Jodie Waite

Personal information
- Born: 23 March 2004 (age 22) Limerick, Ireland

Sport
- Sport: Wheelchair basketball
- Disability: Transverse myelitis
- Disability class: 1.0

Medal record
Women's 3x3 wheelchair basketball
Representing Scotland
Commonwealth Games
| Silver medal – second place | 2026 Glasgow | Team |

= Jodie Waite =

Irish wheelchair basketball player (born 2004)

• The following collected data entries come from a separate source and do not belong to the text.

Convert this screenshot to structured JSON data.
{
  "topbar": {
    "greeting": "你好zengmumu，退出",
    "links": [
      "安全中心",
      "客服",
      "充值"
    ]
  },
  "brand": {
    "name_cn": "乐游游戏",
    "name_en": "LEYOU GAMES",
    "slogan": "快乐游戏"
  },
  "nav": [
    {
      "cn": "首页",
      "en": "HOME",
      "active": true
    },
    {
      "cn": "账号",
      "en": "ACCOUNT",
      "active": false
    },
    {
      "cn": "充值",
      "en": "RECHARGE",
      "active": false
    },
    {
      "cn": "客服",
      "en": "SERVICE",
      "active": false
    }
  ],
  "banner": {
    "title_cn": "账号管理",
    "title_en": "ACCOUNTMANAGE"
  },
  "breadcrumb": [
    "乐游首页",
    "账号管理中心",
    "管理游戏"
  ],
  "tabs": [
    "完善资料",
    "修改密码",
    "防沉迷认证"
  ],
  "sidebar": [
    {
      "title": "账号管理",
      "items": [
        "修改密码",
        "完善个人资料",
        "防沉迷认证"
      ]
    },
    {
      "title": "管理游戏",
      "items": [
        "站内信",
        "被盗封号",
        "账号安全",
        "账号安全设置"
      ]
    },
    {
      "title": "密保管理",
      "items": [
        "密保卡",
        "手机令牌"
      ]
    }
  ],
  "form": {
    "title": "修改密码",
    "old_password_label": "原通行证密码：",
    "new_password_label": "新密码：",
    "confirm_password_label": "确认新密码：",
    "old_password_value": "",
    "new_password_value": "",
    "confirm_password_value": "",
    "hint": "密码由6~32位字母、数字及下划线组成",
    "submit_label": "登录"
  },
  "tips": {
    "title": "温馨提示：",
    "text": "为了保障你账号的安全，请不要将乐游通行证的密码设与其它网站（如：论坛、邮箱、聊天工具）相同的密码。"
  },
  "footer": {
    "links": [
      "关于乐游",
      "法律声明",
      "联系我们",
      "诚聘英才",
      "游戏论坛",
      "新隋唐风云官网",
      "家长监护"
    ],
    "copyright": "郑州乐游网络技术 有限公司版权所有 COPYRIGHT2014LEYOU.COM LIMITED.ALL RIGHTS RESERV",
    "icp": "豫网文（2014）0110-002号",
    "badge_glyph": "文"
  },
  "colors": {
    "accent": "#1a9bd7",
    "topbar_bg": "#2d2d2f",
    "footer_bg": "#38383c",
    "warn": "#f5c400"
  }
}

Jodie Waite (born 23 March 2004) is an Irish wheelchair basketball player and a member of Great Britain women's national wheelchair basketball team. She represented Great Britain at the 2024 Summer Paralympics.

==Career==
Waite was named female wheelchair basketball player of the year three consecutive times in 2020, 2021 and 2022 by Basketball Ireland. In July 2024, she was selected to represent Great Britain at the 2024 Summer Paralympics in wheelchair basketball.

In July 2026, she represented Scotland at the 2026 Commonwealth Games and won a silver medal in the 3x3 wheelchair basketball tournament. During the final against England she recorded two rebounds off the bench.

==Personal life==
Waite was diagnosed with transverse myelitis at 13 years old, a condition that left her paralyzed.